Measure for Measure, Women Beware Women. Photo by Lou Bedor III
Measure For Measure in repertory with Women Beware Women
Through Dec. 23
Gremlin Theatre, 550 Vandalia St., St. Paul
651-321-4024
www.classicalactorsensemble.org
Classical Actors Ensemble is presenting two major plays from the early 17th century English Renaissance, specifically the era of King James I, the period known as the Jacobean Era. Measure for Measure and Women Beware Women run in alternating performances at Gremlin Theatre with the same actors playing the different roles of the two plays.
William Shakespeare’s Measure for Measure still stuns as a dark vision of arbitrary law enforcement by a corrupt power structure. When a judge played by Daniel Kristian Vopava takes control of Vienna, he pursues an agenda to shut down brothels and severely punish heterosexual fornication.

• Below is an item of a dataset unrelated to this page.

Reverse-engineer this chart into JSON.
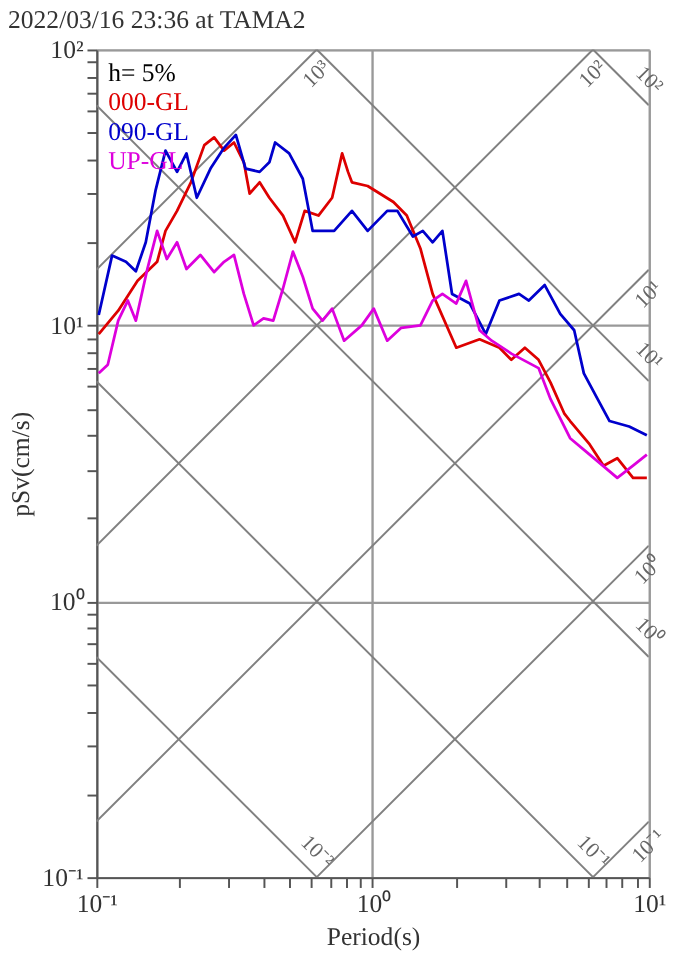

The play expresses latent fears about a Puritan backlash against the English Crown. That backlash would finally manifest in the English Civil War starting in 1642.

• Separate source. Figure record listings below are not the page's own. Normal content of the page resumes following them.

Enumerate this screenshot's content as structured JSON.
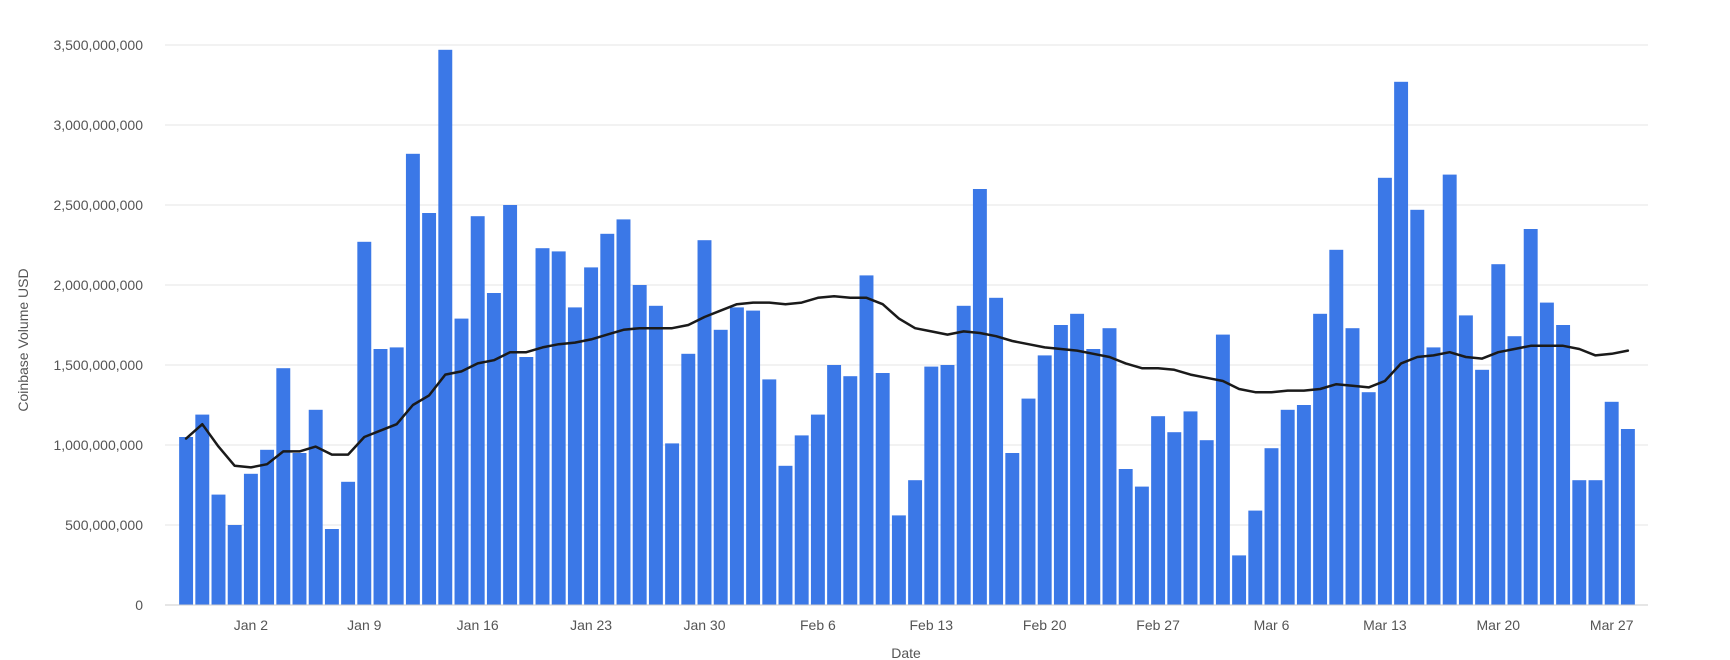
{
  "chart_data": {
    "type": "bar",
    "xlabel": "Date",
    "ylabel": "Coinbase Volume USD",
    "ylim": [
      0,
      3500000000
    ],
    "grid": true,
    "y_ticks": [
      {
        "value": 0,
        "label": "0"
      },
      {
        "value": 500000000,
        "label": "500,000,000"
      },
      {
        "value": 1000000000,
        "label": "1,000,000,000"
      },
      {
        "value": 1500000000,
        "label": "1,500,000,000"
      },
      {
        "value": 2000000000,
        "label": "2,000,000,000"
      },
      {
        "value": 2500000000,
        "label": "2,500,000,000"
      },
      {
        "value": 3000000000,
        "label": "3,000,000,000"
      },
      {
        "value": 3500000000,
        "label": "3,500,000,000"
      }
    ],
    "x_ticks": [
      {
        "index": 4,
        "label": "Jan 2"
      },
      {
        "index": 11,
        "label": "Jan 9"
      },
      {
        "index": 18,
        "label": "Jan 16"
      },
      {
        "index": 25,
        "label": "Jan 23"
      },
      {
        "index": 32,
        "label": "Jan 30"
      },
      {
        "index": 39,
        "label": "Feb 6"
      },
      {
        "index": 46,
        "label": "Feb 13"
      },
      {
        "index": 53,
        "label": "Feb 20"
      },
      {
        "index": 60,
        "label": "Feb 27"
      },
      {
        "index": 67,
        "label": "Mar 6"
      },
      {
        "index": 74,
        "label": "Mar 13"
      },
      {
        "index": 81,
        "label": "Mar 20"
      },
      {
        "index": 88,
        "label": "Mar 27"
      }
    ],
    "series": [
      {
        "type": "bar",
        "color": "#3b78e7",
        "values": [
          1050000000,
          1190000000,
          690000000,
          500000000,
          820000000,
          970000000,
          1480000000,
          950000000,
          1220000000,
          475000000,
          770000000,
          2270000000,
          1600000000,
          1610000000,
          2820000000,
          2450000000,
          3470000000,
          1790000000,
          2430000000,
          1950000000,
          2500000000,
          1550000000,
          2230000000,
          2210000000,
          1860000000,
          2110000000,
          2320000000,
          2410000000,
          2000000000,
          1870000000,
          1010000000,
          1570000000,
          2280000000,
          1720000000,
          1860000000,
          1840000000,
          1410000000,
          870000000,
          1060000000,
          1190000000,
          1500000000,
          1430000000,
          2060000000,
          1450000000,
          560000000,
          780000000,
          1490000000,
          1500000000,
          1870000000,
          2600000000,
          1920000000,
          950000000,
          1290000000,
          1560000000,
          1750000000,
          1820000000,
          1600000000,
          1730000000,
          850000000,
          740000000,
          1180000000,
          1080000000,
          1210000000,
          1030000000,
          1690000000,
          310000000,
          590000000,
          980000000,
          1220000000,
          1250000000,
          1820000000,
          2220000000,
          1730000000,
          1330000000,
          2670000000,
          3270000000,
          2470000000,
          1610000000,
          2690000000,
          1810000000,
          1470000000,
          2130000000,
          1680000000,
          2350000000,
          1890000000,
          1750000000,
          780000000,
          780000000,
          1270000000,
          1100000000
        ]
      },
      {
        "type": "line",
        "color": "#1a1a1a",
        "values": [
          1040000000,
          1130000000,
          990000000,
          870000000,
          860000000,
          880000000,
          960000000,
          960000000,
          990000000,
          940000000,
          940000000,
          1050000000,
          1090000000,
          1130000000,
          1250000000,
          1310000000,
          1440000000,
          1460000000,
          1510000000,
          1530000000,
          1580000000,
          1580000000,
          1610000000,
          1630000000,
          1640000000,
          1660000000,
          1690000000,
          1720000000,
          1730000000,
          1730000000,
          1730000000,
          1750000000,
          1800000000,
          1840000000,
          1880000000,
          1890000000,
          1890000000,
          1880000000,
          1890000000,
          1920000000,
          1930000000,
          1920000000,
          1920000000,
          1880000000,
          1790000000,
          1730000000,
          1710000000,
          1690000000,
          1710000000,
          1700000000,
          1680000000,
          1650000000,
          1630000000,
          1610000000,
          1600000000,
          1590000000,
          1570000000,
          1550000000,
          1510000000,
          1480000000,
          1480000000,
          1470000000,
          1440000000,
          1420000000,
          1400000000,
          1350000000,
          1330000000,
          1330000000,
          1340000000,
          1340000000,
          1350000000,
          1380000000,
          1370000000,
          1360000000,
          1400000000,
          1510000000,
          1550000000,
          1560000000,
          1580000000,
          1550000000,
          1540000000,
          1580000000,
          1600000000,
          1620000000,
          1620000000,
          1620000000,
          1600000000,
          1560000000,
          1570000000,
          1590000000
        ]
      }
    ]
  }
}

Director Diane Mountford says, “When I tell people I’m directing Measure for Measure, everyone comments on how relevant the play is in our modern world. Which is true. But it also makes me want to scream. I could wish that the plot of Measure for Measure no longer worked; that the issues of power and legislated morality had worked themselves out to a more just equilibrium over the past 450 years. But the fact of the matter is that they haven’t. So until they do, we need to keep looking at these issues and working to do better. And Measure for Measure is a very good lens through which to focus.”

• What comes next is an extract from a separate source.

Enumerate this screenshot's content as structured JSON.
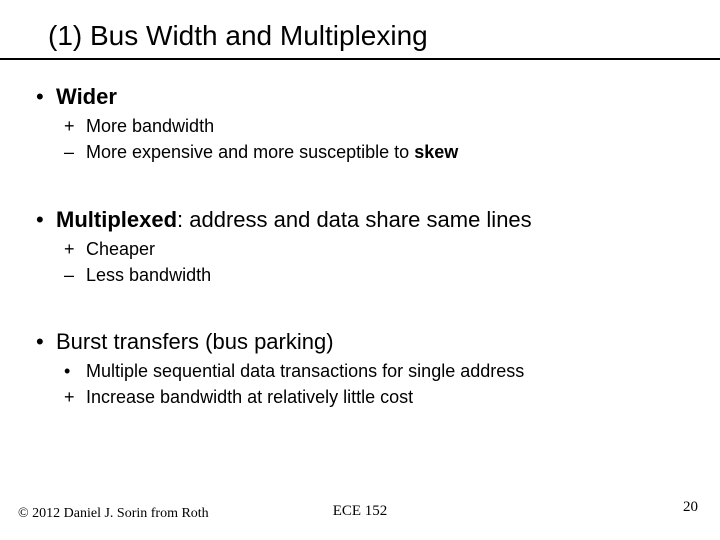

In Women Beware Women, playwright Thomas Middleton created one of literature’s most diabolical female characters, Livia. Samantha V. Papke plays the role for CAI. This Livia is not to be confused with another one – the actual historical Livia, diabolical wife of Roman Emperor Augustus. Though it’s difficult not to make the comparison. In Middleton’s play she arranges down low relationships between men and women, which puts the women in peril. And the men as well, for that matter. The Jacobean Tragedy genre is renowned for its evocations of vengeance and this play most definitely delivers that in the bloodiest way.
Joseph Papke directed a marvelous CAI production earlier this year of The Roaring Girl which Middleton co-wrote with Thomas Dekker. Therefore, his direction of this revenge tragedy is eagerly awaited. Papke says, “While its somewhat cryptic title lends itself to interpretative debate, our production focuses on how a strongly patriarchal society limits women’s options and agency, and what surprising choices for survival, and perhaps even happiness, can result.”

Triple Espresso. Photo by Anna Eveslage
Triple Espresso – A Highly Caffeinated Comedy
Through Jan. 13
Park Square Theatre’s Andy Boss Stage, 20 W. 7th Pl., St. Paul
651-291-7005
www.parksquaretheatre.org
Three zany performers—a musician, an illusionist, and a comic—wax woefully about a showbiz break gone bad on a major television show. Their names are as madcap as their antics: Hugh Butternut, Buzz Maxwell, and Bobby Bean. Triple Espresso creates a contemporary version of the vaudeville tradition in a sketch-driven production that has played almost continually for 22 years. It originated in Minneapolis where it ran until 2008 and would go on to become the longest running show in San Diego. Triple Espresso has also played abroad. It even includes shadow puppets!